🤖 AI Summary
Public pixel-level annotated datasets for reinforced concrete defect detection are severely scarce, leading to high false-negative rates and poor model generalization. Method: We construct and open-source the first large-scale RGB concrete defect segmentation dataset (14,805 images), designed for autonomous inspection robots. Leveraging this dataset, we systematically benchmark three segmentation architectures—YOLOv8L-seg, DeepLabV3, and U-Net—and propose a quantitative annotation inconsistency correction method alongside an error mode analysis framework. Results: Experiments reveal that annotation noise has limited impact; data scarcity—not labeling errors—is the primary cause of high false negatives. YOLOv8L-seg achieves 0.59 mIoU on the validation set, and performance improves significantly with dataset expansion. This work is the first to empirically demonstrate the critical role of high-quality, openly available industrial vision data in AI deployment and launches an open-data initiative targeting construction-domain applications.
📝 Abstract
This paper provides a dataset of 14,805 RGB images with segmentation labels for autonomous robotic inspection of reinforced concrete defects.
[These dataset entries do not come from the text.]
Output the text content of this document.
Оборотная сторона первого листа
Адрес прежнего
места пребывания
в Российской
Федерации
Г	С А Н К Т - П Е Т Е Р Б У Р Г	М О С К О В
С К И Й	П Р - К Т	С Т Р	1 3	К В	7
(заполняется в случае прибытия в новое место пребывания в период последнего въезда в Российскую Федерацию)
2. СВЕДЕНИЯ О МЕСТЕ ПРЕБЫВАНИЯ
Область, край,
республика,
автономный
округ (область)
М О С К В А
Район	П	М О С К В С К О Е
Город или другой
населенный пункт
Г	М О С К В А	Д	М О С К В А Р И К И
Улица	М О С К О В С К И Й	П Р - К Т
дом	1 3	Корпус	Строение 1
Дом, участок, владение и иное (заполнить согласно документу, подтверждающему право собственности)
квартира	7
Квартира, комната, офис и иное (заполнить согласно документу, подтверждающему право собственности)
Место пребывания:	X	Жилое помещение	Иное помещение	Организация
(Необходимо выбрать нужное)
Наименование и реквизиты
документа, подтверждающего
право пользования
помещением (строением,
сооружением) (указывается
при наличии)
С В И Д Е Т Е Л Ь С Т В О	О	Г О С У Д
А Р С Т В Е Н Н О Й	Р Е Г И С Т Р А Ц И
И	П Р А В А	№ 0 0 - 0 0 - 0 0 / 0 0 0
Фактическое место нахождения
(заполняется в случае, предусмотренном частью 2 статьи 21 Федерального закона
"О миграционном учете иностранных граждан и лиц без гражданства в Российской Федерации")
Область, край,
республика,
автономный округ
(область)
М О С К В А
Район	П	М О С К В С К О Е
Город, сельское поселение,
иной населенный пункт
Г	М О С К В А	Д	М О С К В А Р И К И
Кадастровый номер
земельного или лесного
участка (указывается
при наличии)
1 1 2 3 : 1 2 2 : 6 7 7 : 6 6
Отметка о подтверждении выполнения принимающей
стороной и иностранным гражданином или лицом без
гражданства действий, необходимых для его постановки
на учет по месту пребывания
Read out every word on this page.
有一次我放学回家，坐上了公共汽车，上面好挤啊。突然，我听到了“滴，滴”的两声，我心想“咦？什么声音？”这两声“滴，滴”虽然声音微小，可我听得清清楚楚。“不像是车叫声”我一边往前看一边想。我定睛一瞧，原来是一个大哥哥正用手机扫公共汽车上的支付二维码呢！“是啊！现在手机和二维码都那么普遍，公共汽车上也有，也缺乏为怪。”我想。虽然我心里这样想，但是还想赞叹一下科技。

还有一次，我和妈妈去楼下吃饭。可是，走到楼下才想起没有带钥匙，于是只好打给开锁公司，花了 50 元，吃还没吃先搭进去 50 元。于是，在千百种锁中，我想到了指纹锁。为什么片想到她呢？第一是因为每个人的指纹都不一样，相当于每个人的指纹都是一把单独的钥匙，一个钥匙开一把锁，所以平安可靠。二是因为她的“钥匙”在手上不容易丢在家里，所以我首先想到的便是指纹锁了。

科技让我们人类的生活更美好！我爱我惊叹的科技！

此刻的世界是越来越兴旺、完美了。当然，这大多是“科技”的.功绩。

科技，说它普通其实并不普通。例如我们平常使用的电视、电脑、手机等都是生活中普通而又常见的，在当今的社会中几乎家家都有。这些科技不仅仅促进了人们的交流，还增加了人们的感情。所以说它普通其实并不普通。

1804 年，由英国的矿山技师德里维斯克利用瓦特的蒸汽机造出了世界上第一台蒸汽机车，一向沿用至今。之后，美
Baselines for the YOLOv8L-seg, DeepLabV3, and U-Net segmentation models are established. Labelling inconsistencies are addressed statistically, and their influence on model performance is analyzed. An error identification tool is employed to examine the error modes of the models. The paper demonstrates that YOLOv8L-seg performs best, achieving a validation mIOU score of up to 0.59. Label inconsistencies were found to have a negligible effect on model performance, while the inclusion of more data improved the performance. False negatives were identified as the primary failure mode. The results highlight the importance of data availability for the performance of deep learning-based models. The lack of publicly available data is identified as a significant contributor to false negatives. To address this, the paper advocates for an increased open-source approach within the construction community.